Though some men will lie about their feelings in order to make a conquest out of their date (not much of a triumph to take advantage of a lady by lying, but there you are,) many will not specifically mislead in order to get in bed. Being direct with a man can therefore be of great help in these matters; while certainly not a guarantee of truth, sharing your feelings and inquiring about his may help you to know whether or not having sex is in your best interest.

To understand why women tend to place so much importance on waiting to have sex, while so many men act more casually about it, we must understand the origin of such behavior. Much of this behavior is purely automated and is better left to the physical section of these articles; however, the emotional response to sex is greatly tied into the natural instinct for preservation, along with the governing rules of our society.

Consider how, for so many years, women were almost completely dependent on men to provide for them. Beginning all the way back in the Stone Age when men did the hunting, to only a few centuries ago in Europe when women were not allowed to own property and the inheritances were passed from male to male.

The result of such actions, whether instinctual or conditioned were simple: women learned to value sex as the prize they could award a man who provided the necessities of life. While the records of daily goings on in caves may not be as descriptive we have only to look at literature from centuries past to understand much of the dynamic between women and men.
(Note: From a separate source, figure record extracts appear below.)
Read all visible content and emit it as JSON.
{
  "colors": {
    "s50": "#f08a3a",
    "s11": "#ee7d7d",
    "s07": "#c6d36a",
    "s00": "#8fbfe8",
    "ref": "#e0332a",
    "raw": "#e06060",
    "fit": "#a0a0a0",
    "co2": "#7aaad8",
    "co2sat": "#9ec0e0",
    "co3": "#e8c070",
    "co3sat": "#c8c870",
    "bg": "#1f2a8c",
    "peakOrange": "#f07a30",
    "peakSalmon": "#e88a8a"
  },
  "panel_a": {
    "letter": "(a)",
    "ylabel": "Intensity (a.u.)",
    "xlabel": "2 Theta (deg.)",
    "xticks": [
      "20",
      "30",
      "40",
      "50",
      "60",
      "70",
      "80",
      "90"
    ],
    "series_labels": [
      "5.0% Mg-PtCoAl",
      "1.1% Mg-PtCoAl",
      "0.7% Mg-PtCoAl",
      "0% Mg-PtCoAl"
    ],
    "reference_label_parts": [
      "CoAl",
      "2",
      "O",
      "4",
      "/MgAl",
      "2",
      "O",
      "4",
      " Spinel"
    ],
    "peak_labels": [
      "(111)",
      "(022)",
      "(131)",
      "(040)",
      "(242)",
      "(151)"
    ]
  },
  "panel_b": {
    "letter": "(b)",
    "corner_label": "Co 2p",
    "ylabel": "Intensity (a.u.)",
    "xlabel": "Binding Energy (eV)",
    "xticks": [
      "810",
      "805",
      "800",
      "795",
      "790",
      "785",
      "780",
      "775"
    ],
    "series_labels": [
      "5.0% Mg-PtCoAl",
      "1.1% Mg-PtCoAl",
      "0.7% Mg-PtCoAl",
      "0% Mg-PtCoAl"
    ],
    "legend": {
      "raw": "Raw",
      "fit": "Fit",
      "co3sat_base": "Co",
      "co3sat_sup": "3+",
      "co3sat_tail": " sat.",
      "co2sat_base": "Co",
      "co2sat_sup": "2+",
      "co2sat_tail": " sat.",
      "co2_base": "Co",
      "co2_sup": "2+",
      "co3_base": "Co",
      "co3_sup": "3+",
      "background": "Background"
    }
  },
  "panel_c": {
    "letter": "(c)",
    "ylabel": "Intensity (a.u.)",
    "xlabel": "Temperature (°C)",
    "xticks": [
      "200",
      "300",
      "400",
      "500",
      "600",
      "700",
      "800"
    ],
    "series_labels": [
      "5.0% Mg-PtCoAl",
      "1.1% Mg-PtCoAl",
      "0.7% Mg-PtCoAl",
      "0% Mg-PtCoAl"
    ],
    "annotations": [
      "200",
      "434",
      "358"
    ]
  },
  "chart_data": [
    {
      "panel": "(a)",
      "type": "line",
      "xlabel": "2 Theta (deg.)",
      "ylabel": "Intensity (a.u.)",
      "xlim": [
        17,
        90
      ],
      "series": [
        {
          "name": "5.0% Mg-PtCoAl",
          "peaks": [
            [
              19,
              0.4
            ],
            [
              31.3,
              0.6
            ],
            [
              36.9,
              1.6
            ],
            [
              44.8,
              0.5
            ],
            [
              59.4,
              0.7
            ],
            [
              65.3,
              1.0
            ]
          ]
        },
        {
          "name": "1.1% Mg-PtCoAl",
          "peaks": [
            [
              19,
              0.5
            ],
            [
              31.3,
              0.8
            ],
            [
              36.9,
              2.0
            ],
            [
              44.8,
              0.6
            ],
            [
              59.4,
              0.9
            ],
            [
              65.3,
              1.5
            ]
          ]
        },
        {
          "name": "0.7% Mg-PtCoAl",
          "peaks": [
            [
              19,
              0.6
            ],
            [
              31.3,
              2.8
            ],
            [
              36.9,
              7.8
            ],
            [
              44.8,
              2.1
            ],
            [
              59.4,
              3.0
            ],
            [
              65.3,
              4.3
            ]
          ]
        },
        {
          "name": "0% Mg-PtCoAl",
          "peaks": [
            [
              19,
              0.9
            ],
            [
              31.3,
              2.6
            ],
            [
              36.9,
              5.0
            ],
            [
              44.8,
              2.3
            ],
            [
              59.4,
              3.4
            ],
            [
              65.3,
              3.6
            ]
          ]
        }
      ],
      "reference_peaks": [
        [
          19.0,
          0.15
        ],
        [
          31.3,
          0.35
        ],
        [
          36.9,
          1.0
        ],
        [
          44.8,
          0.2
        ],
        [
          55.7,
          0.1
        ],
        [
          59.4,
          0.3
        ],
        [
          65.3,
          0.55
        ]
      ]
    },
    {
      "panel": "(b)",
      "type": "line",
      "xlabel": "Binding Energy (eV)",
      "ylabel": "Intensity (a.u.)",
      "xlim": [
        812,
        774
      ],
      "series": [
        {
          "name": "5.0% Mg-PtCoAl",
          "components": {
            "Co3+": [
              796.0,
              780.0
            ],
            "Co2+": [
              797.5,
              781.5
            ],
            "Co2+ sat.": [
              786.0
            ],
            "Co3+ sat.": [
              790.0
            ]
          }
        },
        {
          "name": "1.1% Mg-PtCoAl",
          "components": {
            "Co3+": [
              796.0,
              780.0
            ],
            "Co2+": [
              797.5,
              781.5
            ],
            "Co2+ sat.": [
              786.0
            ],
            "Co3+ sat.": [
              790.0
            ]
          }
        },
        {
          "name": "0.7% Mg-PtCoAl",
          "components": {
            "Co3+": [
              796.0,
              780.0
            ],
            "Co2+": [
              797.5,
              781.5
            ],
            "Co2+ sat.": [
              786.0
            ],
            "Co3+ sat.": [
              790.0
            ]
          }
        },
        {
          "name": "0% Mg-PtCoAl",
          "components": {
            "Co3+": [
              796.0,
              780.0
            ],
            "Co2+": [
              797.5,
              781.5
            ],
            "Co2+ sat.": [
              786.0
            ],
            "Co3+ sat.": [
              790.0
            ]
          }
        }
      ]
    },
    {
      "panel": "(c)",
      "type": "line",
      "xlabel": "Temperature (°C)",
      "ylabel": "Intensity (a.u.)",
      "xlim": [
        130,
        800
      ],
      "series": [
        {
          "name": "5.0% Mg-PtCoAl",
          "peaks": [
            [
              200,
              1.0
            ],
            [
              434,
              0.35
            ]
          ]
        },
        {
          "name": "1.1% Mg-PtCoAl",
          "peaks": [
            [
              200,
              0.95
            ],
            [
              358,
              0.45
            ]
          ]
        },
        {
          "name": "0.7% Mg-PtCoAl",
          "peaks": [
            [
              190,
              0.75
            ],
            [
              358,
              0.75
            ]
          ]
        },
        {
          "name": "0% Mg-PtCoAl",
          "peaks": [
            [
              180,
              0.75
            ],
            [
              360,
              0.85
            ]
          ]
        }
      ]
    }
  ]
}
Most women in today's society are no longer dependent upon a man for their survival and are therefore free of being forced to use sex as, for lack of a better term, mate-bait. Because of this drastic change in the relationship between men and women a great deal of confusion is often felt on both sides. The modern woman of today may find that clashing ideas are a constant of the world around her and this may cause dating to be just as confusing. Some women may find that they prefer traditional interaction with men, while others are turning those same traditions upside-down.

Sifting through the many ideas, theories and philosophies of sex and its' effect on relationships may cause you to feel a little overwhelmed. There is certainly a wealth of information on the subject as both men and women take an obvious interest in it.

When it comes to the emotional aspects remember that above all else you need to pay attention to your feelings. Forcing yourself to have sex or to withdraw from it simply because you feel like this is expected will often make you feel badly about the entire relationship. Take the time to figure out what you want and how incorporating sexing into your relationship makes you feel; from there you can usually work out how your partner feels about it too.

The passion for sex that many women feel is natural, exciting and should never be ignored; simply remember that, as women are often such emotional beings, it is important to pay attention to the rest of your needs as well.